The relative importance of intelligence and motivation as predictors of school achievement: A meta-analysis
Katharina Kriegbaum, Nicolas Becker, Birgit Spinath, Department of Psychology, Germany
Educational Research Review Volume 25, Number 1, ISSN 1747-938X Publisher: Elsevier Ltd
This meta-analysis summarizes 74 studies (N = 80,145) that simultaneously examined the predictive power of intelligence and motivation for school achievement. First, we found average correlations between intelligence (r = 0.44) and motivation (r = 0.27) with school achievement and between intelligence and motivation (r = 0.17). Moderator analyses showed that the correlation between motivation and school achievement was higher for expectancies than for values. No moderator effects were found for grade level, school form or gender. Second, in a path model, 24% of variance in school achievement was explained overall.
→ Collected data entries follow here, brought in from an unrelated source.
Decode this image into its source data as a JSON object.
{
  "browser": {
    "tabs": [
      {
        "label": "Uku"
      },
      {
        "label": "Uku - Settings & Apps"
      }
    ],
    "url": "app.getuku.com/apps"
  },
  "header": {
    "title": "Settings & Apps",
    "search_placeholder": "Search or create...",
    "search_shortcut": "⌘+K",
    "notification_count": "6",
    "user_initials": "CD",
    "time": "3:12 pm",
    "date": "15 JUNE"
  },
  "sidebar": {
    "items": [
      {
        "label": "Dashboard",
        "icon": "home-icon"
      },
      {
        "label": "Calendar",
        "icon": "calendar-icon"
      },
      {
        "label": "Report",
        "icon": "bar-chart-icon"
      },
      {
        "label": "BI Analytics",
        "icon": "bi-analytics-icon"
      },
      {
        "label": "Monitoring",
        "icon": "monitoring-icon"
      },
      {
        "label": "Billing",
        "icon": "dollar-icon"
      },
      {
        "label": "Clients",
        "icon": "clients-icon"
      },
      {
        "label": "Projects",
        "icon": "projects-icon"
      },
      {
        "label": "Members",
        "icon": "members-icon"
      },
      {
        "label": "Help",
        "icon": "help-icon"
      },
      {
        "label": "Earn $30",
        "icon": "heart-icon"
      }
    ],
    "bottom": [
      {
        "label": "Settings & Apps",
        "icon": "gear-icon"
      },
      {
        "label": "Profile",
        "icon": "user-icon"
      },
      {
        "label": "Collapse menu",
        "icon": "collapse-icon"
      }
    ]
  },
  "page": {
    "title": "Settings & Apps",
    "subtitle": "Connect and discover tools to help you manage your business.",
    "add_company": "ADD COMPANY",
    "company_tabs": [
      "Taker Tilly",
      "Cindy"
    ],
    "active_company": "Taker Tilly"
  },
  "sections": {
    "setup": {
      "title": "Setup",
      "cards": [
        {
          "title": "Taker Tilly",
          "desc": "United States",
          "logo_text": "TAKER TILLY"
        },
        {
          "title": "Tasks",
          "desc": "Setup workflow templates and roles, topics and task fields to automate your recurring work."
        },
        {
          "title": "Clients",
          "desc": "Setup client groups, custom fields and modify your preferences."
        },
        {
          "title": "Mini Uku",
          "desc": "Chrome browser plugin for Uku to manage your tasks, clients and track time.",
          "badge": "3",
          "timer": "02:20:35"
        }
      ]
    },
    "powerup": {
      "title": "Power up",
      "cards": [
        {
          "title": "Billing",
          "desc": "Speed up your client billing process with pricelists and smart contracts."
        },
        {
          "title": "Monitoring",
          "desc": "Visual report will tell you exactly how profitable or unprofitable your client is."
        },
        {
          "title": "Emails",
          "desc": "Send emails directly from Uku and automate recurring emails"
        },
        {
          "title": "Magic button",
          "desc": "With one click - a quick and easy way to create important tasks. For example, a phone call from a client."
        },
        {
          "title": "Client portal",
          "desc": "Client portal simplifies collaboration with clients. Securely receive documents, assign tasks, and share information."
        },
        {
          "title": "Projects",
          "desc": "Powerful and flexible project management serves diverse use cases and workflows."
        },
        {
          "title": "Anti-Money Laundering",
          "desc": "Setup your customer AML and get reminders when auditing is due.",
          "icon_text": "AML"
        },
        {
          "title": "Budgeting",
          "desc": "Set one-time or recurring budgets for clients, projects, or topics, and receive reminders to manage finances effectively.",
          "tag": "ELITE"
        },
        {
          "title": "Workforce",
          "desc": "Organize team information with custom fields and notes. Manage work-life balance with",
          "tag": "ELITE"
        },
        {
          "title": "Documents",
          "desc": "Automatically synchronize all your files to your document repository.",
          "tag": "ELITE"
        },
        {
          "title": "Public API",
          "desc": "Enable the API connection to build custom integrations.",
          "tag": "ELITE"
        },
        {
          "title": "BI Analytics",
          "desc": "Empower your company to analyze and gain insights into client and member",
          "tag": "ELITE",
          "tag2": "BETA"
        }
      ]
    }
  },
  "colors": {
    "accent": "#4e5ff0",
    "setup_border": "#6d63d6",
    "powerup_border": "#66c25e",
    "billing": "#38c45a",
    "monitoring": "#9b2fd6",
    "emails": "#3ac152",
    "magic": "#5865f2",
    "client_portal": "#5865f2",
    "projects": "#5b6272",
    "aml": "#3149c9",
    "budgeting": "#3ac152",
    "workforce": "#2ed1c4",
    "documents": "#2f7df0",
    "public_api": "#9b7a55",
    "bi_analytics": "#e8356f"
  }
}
From this overall explained variance in school achievement, 66.6% was uniquely explained by intelligence and 16.6% uniquely by motivation, whereas the two predictors commonly explained 16.6%. Thus, the results show that both intelligence and motivation contribute substantial, unique shares to the prediction of school achievement as well as an additional share of commonly explained variance.
Kriegbaum, K., Becker, N. & Spinath, B. (2018). The relative importance of intelligence and motivation as predictors of school achievement: A meta-analysis. Educational Research Review, 25(1), 120-148. Elsevier Ltd.